In the past the strength of both religious Judaism and cultural
Judaism in Europe was a common factor that helped to unite America and
Israel. Now that the Judaism of Eastern Europe, with its ancient
tradition of culture and its deep religious life, has been destroyed,
America and Israel will have to find a closer and more direct bond of
union. Justice Brandeis, speaking some years before the European
catastrophe -- I think in 1915 -- suggested that the problem could be
solved on exactly the same lines as those followed by the other national
groups in the United states, since the relation of American Jewry to the
future state in Palestine would be "exactly the same as is the relation of
people of other nationalities all the world over to their parent home."
But it is obvious today that the relation of Israel to the Dispersion must
be entirely different from the relations of Portugal to Brazil or of the
Irish Free State to the Irish of the United States.
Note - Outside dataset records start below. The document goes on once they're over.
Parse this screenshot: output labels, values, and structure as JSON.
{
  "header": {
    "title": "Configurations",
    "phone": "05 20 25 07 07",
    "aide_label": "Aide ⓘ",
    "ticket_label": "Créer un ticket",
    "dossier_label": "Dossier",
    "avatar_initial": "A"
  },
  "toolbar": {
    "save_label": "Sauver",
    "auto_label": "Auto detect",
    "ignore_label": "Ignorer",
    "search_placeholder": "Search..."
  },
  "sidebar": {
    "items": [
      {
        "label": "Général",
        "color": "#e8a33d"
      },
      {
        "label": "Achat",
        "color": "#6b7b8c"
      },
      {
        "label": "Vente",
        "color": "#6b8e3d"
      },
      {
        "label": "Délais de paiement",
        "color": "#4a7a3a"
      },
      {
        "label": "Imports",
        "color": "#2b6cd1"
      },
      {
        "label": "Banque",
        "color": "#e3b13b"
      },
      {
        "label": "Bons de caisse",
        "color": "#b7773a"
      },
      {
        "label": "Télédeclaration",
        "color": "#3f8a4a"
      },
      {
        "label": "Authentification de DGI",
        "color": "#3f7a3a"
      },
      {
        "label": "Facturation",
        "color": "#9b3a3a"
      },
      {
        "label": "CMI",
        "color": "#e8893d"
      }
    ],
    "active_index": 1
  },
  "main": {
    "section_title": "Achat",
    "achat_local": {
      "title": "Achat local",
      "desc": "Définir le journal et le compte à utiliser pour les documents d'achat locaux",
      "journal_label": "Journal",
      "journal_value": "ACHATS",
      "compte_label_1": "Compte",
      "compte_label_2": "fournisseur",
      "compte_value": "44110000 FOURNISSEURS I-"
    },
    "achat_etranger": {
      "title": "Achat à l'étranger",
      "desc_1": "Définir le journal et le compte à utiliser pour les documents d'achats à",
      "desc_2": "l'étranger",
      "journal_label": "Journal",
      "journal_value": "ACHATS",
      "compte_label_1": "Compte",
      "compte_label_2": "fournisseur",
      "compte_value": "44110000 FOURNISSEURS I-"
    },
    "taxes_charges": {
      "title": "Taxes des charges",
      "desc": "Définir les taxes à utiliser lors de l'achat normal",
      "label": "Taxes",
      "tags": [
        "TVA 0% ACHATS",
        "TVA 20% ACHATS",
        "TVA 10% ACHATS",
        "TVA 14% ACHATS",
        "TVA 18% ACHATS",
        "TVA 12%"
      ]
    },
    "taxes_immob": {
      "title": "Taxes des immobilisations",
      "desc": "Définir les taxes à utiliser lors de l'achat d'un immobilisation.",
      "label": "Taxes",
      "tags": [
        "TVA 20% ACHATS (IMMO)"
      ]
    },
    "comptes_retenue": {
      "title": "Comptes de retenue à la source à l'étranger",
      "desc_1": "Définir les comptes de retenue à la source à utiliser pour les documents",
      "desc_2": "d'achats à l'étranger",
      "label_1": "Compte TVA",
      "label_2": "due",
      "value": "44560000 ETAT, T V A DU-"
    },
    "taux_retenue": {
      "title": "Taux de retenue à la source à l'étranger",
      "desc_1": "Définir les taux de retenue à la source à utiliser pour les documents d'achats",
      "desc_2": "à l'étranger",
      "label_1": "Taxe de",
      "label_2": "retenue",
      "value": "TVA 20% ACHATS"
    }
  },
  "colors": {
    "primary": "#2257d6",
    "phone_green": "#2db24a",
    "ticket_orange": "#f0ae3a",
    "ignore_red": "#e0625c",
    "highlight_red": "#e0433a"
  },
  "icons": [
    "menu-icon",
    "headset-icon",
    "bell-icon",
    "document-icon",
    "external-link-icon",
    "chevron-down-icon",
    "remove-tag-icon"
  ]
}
Whatever view we take
of Zionism, we can hardly deny that Jewish history transcends politics and
that the Jewishpeople still has, as it always has had, a world mission.
That is the one point on which the cultural Zionists like the late Asher
Ginsberg and the religious Zionists like the Misrachi are agreed; even the
political Zionists themselves do not altogether deny it. For it is
obvious that if Zionism is conceived in terms of a purely political
nationalism, it can no longer claim to represent the whole Jewish
tradition and becomes merely a new and more sophisticated form of
assimilationism.
Hitherto, throughout the successive ages of Jewish history Israel
has held fast to this idea of universal mission: it has served as a
unifying factor through the vicissitudes of centuries and in all the
different forms of Jewish culture. The present generation may not easily
see what expression it will find in the future under the altered
conditions of the new age. But it has not been brought to an end by the
creation of the political state of Israel. Somehow, it still has to be
fulfilled, and Israel and America -- or American Jewry -- each have to
make their contribution to it.
Lecture at Brandeis University, 1959, published in "Orbis" magazine
Winter, 1967. Reprinted with permission.